The final stage of the selection process was an interview by the seven-member selection panel. This was chaired by Deke Slayton, with the other members being astronauts Alan Shepard, John Young, Michael Collins and C.C. Williams, NASA test pilot Warren North, and spacecraft designer Max Faget. These were conducted over a week at the Rice Hotel in Houston. In April 1966, a phone call from Slayton informed Duke that he had been selected. NASA officially announced the names of the 19 men selected on April 4, 1966. Young named the group the "Original Nineteen" in a parody of the original Mercury Seven astronauts.
Duke and his family moved to an apartment in League City, Texas, but when Dotty became pregnant again, they bought a vacant lot in El Lago, Texas, next door to astronaut Bill Anders. They met and befriended a young couple, Glenn and Suzanne House. Glenn was an architect, and he agreed to design them a house for $300. Ground was broken in February 1967, but the house was not completed before a second son, Thomas, was born in May.

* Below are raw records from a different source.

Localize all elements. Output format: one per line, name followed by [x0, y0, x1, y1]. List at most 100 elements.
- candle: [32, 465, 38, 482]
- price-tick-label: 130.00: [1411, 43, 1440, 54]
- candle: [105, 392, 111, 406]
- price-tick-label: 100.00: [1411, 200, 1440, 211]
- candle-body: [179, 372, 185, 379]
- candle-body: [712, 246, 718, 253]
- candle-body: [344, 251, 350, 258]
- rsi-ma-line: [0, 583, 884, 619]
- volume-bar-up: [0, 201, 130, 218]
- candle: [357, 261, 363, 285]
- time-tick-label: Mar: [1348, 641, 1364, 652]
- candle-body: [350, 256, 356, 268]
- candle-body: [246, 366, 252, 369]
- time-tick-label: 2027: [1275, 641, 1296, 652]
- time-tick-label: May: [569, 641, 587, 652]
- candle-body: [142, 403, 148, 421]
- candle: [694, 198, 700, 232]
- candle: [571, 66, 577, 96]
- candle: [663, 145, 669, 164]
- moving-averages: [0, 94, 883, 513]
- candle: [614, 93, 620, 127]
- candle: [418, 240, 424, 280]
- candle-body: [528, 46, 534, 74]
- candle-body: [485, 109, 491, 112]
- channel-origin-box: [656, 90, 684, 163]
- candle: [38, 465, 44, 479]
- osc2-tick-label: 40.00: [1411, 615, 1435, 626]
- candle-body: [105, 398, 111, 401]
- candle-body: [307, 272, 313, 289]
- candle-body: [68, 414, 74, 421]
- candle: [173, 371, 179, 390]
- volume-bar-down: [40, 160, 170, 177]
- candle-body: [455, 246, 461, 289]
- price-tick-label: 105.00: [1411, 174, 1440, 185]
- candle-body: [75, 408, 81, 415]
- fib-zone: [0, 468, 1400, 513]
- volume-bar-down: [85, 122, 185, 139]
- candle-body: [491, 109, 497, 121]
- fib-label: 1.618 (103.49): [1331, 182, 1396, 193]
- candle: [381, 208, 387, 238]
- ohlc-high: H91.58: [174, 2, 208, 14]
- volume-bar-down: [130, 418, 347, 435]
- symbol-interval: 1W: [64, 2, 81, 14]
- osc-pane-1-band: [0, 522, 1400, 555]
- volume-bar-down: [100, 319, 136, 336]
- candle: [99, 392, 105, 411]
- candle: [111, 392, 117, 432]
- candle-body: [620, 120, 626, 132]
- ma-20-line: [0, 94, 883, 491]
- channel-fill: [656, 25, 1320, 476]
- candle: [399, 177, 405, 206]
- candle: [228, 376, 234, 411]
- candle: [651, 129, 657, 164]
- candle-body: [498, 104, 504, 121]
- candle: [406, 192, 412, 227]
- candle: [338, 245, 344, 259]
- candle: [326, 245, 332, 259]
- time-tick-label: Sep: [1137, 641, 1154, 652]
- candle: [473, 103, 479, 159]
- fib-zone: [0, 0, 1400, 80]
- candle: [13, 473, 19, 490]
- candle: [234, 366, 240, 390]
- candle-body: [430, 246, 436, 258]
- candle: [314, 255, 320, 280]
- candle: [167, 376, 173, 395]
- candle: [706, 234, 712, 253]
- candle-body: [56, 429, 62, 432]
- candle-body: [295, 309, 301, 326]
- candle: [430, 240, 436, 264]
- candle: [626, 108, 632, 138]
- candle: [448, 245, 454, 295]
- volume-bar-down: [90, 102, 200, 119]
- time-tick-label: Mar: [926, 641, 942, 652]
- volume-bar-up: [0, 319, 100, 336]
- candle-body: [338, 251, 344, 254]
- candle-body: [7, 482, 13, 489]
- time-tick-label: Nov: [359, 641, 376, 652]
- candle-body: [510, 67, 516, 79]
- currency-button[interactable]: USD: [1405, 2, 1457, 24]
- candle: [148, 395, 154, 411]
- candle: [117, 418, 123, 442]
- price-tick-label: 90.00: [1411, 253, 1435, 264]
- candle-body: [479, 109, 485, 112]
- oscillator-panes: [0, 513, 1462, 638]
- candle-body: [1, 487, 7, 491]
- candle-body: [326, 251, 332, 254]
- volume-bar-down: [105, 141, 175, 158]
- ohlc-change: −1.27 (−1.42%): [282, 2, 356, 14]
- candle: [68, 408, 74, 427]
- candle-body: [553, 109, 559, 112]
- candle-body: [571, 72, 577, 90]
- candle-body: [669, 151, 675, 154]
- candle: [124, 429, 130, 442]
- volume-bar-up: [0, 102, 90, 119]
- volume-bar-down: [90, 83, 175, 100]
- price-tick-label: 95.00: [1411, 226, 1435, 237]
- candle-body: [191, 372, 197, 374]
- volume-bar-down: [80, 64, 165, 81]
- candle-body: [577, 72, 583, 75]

Astronaut training included four months of studies covering subjects such as astronomy, orbital mechanics and spacecraft systems. Some 30 hours of briefings were conducted on the Apollo command and service module, and twelve on the Apollo Lunar Module. An important feature was training in geology, so that astronauts on the Moon would know what rocks to look out for. This training in geology included field trips to the Grand Canyon and the Meteor Crater in Arizona, Philmont Scout Ranch in New Mexico, Horse Lava Tube System in Bend, Oregon, and the ash flow in the Marathon Uplift in Texas, and other locations, including Alaska and Hawaii. There was also jungle survival training in Panama, and desert survival training around Reno, Nevada. Water survival training was conducted at Naval Air Station Pensacola using the Dilbert Dunker.
Once their initial training was complete, Duke and Roosa were assigned to oversee the development of the Saturn V launch vehicle, as part of the Booster Branch of the Astronaut Office, headed by Frank Borman and C.C. Williams. He was part of the Mission Control team at the Kennedy Space Center that monitored the launch of Gemini 11 on September 12, 1966, and Gemini 12 on November 11, 1966. His personal responsibility was the Titan II booster. They frequently traveled to Marshall Space Flight Center in Huntsville, Alabama, to confer with its director, Wernher von Braun. NASA provided T-38 Talon aircraft for the astronauts' use, and like most astronauts, Duke flew at every opportunity.